Tantas son las moscas que tengo en casa que esta tarde he comenzado a ponerles nombre. A una que no se moría, por más que la rociara con un insecticida afrutado e inservible, la he llamado «Maverick» por recordarme con sus loops y giros a aquel joven y atrevido teniente que competía con «Iceman» a lomos de sendos F14 Tomcat; ya saben, «Top Gun».
El caso es que Maverick se me ha echado una amiga y no precisamente rubia. Es del género moscardón negruzco que más pareciera un avión nodriza que otra cosa. He convenido en llamarla «La estrella de la muerte». Vuelan con un ansia desmedida, sin cabeza, sin razón. Andan las dos por aquí, revisando lo que escribo y contentas porque ahora en el salón huele a limón y al único que le pican los ojos es a un servidor. Ellas a lo suyo.
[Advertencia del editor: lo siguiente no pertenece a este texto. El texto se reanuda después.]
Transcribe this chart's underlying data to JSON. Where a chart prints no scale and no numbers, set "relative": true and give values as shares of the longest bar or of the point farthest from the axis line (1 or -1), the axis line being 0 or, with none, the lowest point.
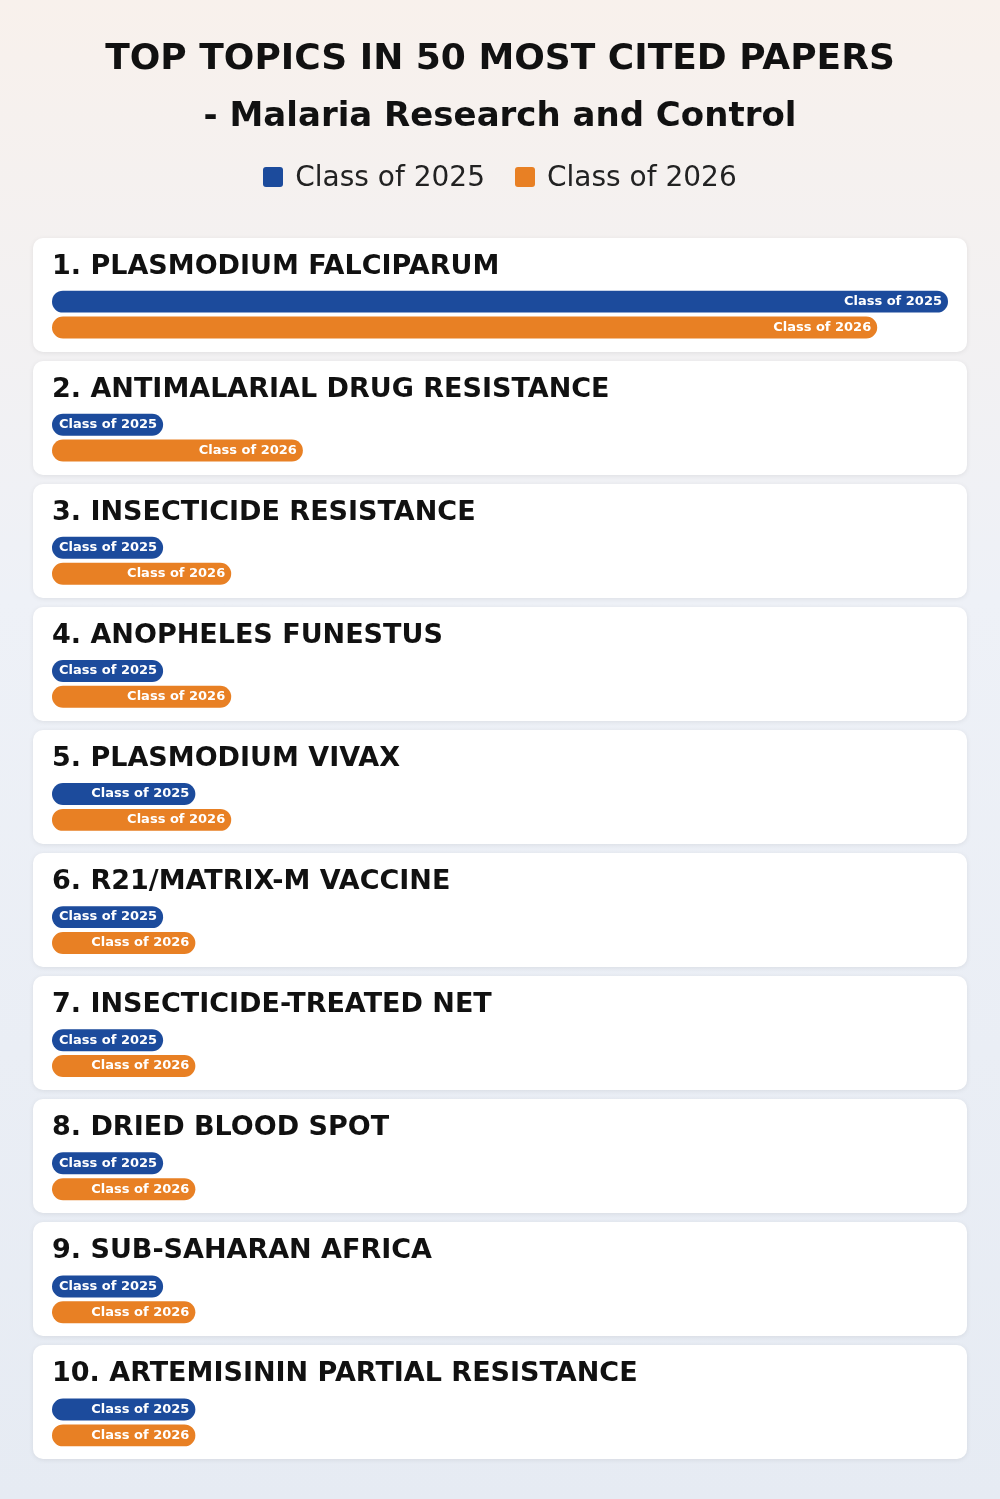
{
  "chart_data": {
    "type": "bar",
    "orientation": "horizontal",
    "relative": true,
    "legend": "top",
    "title": "TOP TOPICS IN 50 MOST CITED PAPERS",
    "subtitle": "- Malaria Research and Control",
    "categories": [
      "1. PLASMODIUM FALCIPARUM",
      "2. ANTIMALARIAL DRUG RESISTANCE",
      "3. INSECTICIDE RESISTANCE",
      "4. ANOPHELES FUNESTUS",
      "5. PLASMODIUM VIVAX",
      "6. R21/MATRIX-M VACCINE",
      "7. INSECTICIDE-TREATED NET",
      "8. DRIED BLOOD SPOT",
      "9. SUB-SAHARAN AFRICA",
      "10. ARTEMISININ PARTIAL RESISTANCE"
    ],
    "series": [
      {
        "name": "Class of 2025",
        "color": "#1c4b9c",
        "values": [
          1,
          0.124,
          0.124,
          0.124,
          0.16,
          0.124,
          0.124,
          0.124,
          0.124,
          0.16
        ]
      },
      {
        "name": "Class of 2026",
        "color": "#e88024",
        "values": [
          0.921,
          0.28,
          0.2,
          0.2,
          0.2,
          0.16,
          0.16,
          0.16,
          0.16,
          0.16
        ]
      }
    ]
  }
}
No hay remedio. Es lo que tiene la vendimia, que alarga el verano buscando a un tal Miguel que echó a correr a mediados de agosto huyendo de los calores playeros y que ahora asoma entre las cepas, apremiando a cuberos y vendimiadores, tostando el verde de los remolques y aterronando la tierra, como preparándola para lo que viene, llámese invierno, llámese frío, llámese el fin de las moscas.